AFN: Qual a importância para o Brasil de fazer pesquisas na Antártica?
Win Degrave: O Brasil é signatário do Tratado Antártico e também membro consultivo de seu conselho. Com isso, tem uma demanda obrigatória, dentro desse papel internacional e estratégico, de desenvolver pesquisas na Antártica. Isso é muito importante para as diferentes áreas, não só a área biológica, mas climatológica, atmosférica, não só pesquisas do próprio continente, mas também os mares no entorno. Para a Marinha e para a Aeronáutica, por exemplo, é muito importante ter experiências nesses ambientes extremos e desenvolver operações de logística, suporte, apoio à pesquisa. Então é um conjunto bastante importante.
A gente pensa que a Antártica é muito longe, muito distante, diferente e isolado. Mas não é tão isolado assim, porque realmente tem bastante animais migratórios que interagem com o continente americano, trazendo e levando microrganismos. A gente já sabe isso por outras pesquisas, inclusive de outros países, que já existe uma presença importante de microplásticos tanto no gelo, no continente em si, quanto na água e no ar. Estes microplásticos também trazem ou associam microrganismos. Então, existe toda uma dinâmica bastante importante. Sem falar obviamente do impacto climatológico e o que pode ser a previsão de mudanças climáticas relacionadas ao aquecimento global sobre o continente e essa interação sobre o clima no Brasil.

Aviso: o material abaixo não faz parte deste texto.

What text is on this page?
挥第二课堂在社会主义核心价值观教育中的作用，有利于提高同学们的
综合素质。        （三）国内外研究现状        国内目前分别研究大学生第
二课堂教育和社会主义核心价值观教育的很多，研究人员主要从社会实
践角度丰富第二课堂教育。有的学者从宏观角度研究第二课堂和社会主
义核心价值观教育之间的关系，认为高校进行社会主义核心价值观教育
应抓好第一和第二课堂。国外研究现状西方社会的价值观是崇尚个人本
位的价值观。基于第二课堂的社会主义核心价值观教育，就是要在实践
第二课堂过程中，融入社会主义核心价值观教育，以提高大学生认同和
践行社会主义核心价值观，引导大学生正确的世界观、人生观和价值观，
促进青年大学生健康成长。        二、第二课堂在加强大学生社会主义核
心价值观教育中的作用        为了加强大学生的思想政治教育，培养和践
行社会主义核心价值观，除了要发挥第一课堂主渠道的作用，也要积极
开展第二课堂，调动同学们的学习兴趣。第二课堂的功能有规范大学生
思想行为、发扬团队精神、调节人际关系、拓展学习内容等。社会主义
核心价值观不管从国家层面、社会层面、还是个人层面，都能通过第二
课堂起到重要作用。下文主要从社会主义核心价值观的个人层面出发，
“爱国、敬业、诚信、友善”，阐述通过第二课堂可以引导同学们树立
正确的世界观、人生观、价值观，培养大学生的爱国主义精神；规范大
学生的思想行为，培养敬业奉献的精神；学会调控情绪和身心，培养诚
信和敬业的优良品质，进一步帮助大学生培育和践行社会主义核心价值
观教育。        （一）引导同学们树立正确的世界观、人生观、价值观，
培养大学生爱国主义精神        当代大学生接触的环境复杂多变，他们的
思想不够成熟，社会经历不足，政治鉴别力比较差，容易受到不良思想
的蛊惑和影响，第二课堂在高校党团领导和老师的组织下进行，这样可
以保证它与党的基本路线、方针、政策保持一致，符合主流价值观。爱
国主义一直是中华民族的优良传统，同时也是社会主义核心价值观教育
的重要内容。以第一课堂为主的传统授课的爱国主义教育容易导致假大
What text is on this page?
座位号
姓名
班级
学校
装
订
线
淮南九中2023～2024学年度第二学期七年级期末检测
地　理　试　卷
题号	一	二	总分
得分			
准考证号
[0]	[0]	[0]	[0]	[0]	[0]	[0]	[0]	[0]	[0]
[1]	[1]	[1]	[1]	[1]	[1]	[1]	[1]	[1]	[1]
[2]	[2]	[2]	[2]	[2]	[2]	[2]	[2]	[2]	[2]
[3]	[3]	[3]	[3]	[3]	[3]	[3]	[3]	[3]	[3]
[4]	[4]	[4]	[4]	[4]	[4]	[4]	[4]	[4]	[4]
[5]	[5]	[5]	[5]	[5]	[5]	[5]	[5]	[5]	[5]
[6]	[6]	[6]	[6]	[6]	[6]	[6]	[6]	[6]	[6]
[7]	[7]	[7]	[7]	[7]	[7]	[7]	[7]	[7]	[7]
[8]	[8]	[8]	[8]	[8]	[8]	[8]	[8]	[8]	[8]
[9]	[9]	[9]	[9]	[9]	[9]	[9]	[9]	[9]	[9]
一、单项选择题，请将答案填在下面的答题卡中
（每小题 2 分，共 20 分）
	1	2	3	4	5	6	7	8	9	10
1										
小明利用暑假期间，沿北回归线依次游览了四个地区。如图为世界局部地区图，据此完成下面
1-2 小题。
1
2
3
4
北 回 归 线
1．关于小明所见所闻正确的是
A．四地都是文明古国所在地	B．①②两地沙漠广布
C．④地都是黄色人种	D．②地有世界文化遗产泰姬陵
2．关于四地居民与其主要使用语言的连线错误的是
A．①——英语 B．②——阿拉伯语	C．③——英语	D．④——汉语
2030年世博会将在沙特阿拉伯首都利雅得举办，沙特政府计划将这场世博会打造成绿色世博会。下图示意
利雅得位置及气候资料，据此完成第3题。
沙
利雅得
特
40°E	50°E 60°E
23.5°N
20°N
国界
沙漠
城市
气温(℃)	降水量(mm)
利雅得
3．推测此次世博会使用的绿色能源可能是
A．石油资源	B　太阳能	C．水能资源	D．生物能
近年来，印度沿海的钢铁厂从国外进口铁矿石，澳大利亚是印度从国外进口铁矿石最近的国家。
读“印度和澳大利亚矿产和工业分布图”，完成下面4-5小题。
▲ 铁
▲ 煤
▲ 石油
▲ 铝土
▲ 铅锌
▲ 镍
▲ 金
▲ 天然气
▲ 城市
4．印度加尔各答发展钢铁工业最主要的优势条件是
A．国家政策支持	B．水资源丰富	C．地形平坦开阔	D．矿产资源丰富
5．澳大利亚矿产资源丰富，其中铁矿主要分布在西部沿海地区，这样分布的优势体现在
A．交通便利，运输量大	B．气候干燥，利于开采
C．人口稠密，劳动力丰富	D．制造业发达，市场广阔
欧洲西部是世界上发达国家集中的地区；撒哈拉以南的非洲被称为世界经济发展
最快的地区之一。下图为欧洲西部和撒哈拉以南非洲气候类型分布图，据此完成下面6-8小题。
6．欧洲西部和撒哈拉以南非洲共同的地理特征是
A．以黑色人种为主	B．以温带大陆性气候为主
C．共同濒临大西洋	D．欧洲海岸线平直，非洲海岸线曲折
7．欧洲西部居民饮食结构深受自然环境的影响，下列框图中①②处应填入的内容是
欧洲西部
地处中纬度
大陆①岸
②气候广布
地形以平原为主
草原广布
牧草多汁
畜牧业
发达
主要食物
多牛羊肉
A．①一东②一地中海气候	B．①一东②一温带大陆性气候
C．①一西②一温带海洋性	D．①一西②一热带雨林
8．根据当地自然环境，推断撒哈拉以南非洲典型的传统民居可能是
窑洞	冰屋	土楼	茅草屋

AFN: E pessoalmente, o que te move a ir a Antártica?
Win Degrave: Eu acho que quem pesquisa microrganismos gosta de ver onde eles vivem e em que ecossistema eles se movimentam. Eu acho muito importante ter essa ligação do pesquisador de laboratório com o meio ambiente ou com os pacientes, com o objeto de pesquisa. Então, para isso, eu acho realmente uma oportunidade importante fazer trabalho de campo. Para mim, pessoalmente, o clima frio não é tão estranho assim, então, isso não me assusta.
AFN: Qual a expectativa com relação ao material que pode ser futuramente trabalhado nos laboratórios da Fiocruz no Brasil?
Win Degrave: É importante ter uma noção clara de que a Antártica não é um único universo, você tem ilhas isoladas, tem ilhas com população de animais marinhos, ilhas só com pinguim, por exemplo, tem atividade vulcânica, onde você consegue pesquisar organismos adaptados ao frio, ao gelo, e às fontes termais e os extremos em biodiversidade, pelo menos microbiológica, ali presente. Então, é uma oportunidade para nós poder participar de uma pesquisa de uma coleta assim. Acho que também é importante a gente conseguir levar essa vivência para os alunos que participam do projeto, inicialmente para a parte analítica depois no laboratório, mas futuramente também para os que vão participar das missões.